Mr Justice Males allowed the claimant’s appeal after considering:- What did the Recorder actually decide about the deceased’s intention? If he decided that the deceased intended to encourage the defendant to drive dangerously, was that a finding which he was entitled to make?

  1. Unfortunately, although the Recorder said that there was sufficient evidence to determine the intention of the parties, he did not spell out what he found the parties’ (and in particular the deceased’s) intention to be. This may have been because of his mistaken view that the issue of intention was only an additional point rather than an essential element in determining whether there was a criminal joint enterprise at all. At all events, there is no finding here of what the deceased’s intention was.
  2. It seems probable from the Recorder’s reference to “the last of the Claimant’s points” that he intended to refer back to his earlier description of the claimant’s case on intention. He dealt with that at [21] of the judgment, describing “an additional limb of the Claimant’s submissions, to the effect that even if ex turpi did apply and there had been a joint enterprise, then there was insufficient evidence to suggest that there was any intention that the deceased and the defendant engaged in any common goal”. Unfortunately, and without wishing to be unkind to an extempore judgment, that was not an accurate description of the claimant’s case, which as already explained was that the mental element was an essential element of any criminal joint enterprise. Moreover, the Recorder did not say what he understood that the parties’ common goal was, let alone that the deceased intended to encourage the defendant to drive dangerously.
  3. The result, therefore, is that there is no express finding in the judgment that the necessary mental element for the deceased’s accessory liability to the defendant’s dangerous driving had been proved.
  4. The Recorder did use the language of racing, as did some of the eyewitnesses to the incident. He adopted the description of the sentencing judge in the criminal proceedings against the defendant, who had described the driving as “Two men, not yielding to each other, side-by-side, driving at speeds approximately double the legal speed limit”. He referred also at [14] to “what almost appears a drag race-style mentality”. Mr Horlock founded on this language to submit that, if the deceased intended to race, he must have intended to have somebody to race against, and therefore intended the defendant to drive at racing speed. In my judgment, that is to read much more into the terminology of racing than the language can properly bear.

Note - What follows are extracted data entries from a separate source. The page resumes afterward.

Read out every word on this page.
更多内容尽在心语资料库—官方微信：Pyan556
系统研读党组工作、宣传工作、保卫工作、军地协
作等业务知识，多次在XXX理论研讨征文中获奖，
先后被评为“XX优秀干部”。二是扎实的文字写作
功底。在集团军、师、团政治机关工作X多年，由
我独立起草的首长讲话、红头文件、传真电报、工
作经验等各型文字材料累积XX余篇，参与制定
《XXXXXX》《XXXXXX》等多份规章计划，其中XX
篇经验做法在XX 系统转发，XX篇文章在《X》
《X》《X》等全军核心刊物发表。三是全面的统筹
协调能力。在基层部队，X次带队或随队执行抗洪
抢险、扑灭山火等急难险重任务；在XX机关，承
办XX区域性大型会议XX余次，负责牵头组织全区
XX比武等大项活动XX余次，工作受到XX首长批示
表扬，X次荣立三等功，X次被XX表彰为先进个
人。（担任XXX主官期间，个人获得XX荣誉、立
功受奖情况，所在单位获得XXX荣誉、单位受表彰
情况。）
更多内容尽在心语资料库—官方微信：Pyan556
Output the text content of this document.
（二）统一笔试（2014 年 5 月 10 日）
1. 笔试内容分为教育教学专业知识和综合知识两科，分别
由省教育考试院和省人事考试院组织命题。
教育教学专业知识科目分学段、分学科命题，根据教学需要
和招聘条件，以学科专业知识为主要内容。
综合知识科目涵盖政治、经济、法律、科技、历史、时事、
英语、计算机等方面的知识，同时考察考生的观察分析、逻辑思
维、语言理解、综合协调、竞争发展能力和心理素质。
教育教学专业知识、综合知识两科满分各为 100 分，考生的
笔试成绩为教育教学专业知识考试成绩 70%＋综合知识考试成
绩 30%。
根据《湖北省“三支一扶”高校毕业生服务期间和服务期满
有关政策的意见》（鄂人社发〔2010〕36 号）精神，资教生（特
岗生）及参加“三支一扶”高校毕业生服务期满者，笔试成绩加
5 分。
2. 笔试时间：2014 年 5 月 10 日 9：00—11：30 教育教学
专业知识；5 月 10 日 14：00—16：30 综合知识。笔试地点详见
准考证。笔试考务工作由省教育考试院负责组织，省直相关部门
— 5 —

  5. It seems highly probable that what the Recorder understood by racing and by referring to a common goal was merely that each of the two drivers intended to be the first to reach the point where the road narrowed. No doubt that is true, but that is not a common purpose or intent in the sense in which that phrase is used in the law of criminal joint enterprise. Rather than working together or encouraging each other to achieve a shared objective, each man was seeking to achieve his own objective which would necessarily mean frustrating the other. Far from wishing the other to drive dangerously, it seems highly probable that each would have preferred that the other should slow down and give way. I would acknowledge that intention and desire are not necessarily the same thing (see Jogeeat [91]) but there is no basis here for any finding that the deceased intended to encourage the defendant to drive dangerously.
  6. In my judgment, therefore, the most that can be said is that each man intended to drive in a way which would beat the other to the point where the road narrowed. In relation to an incident that lasted only seconds, that is as far as it is possible to go. Although the Recorder found that this had the effect of encouraging the other to drive dangerously, I conclude that he did not make a finding that this was what the deceased intended and, moreover, that if he had done so such a finding would not have been justified.
  7. It follows that the Recorder’s finding of a criminal joint enterprise cannot stand and that the appeal must be allowed.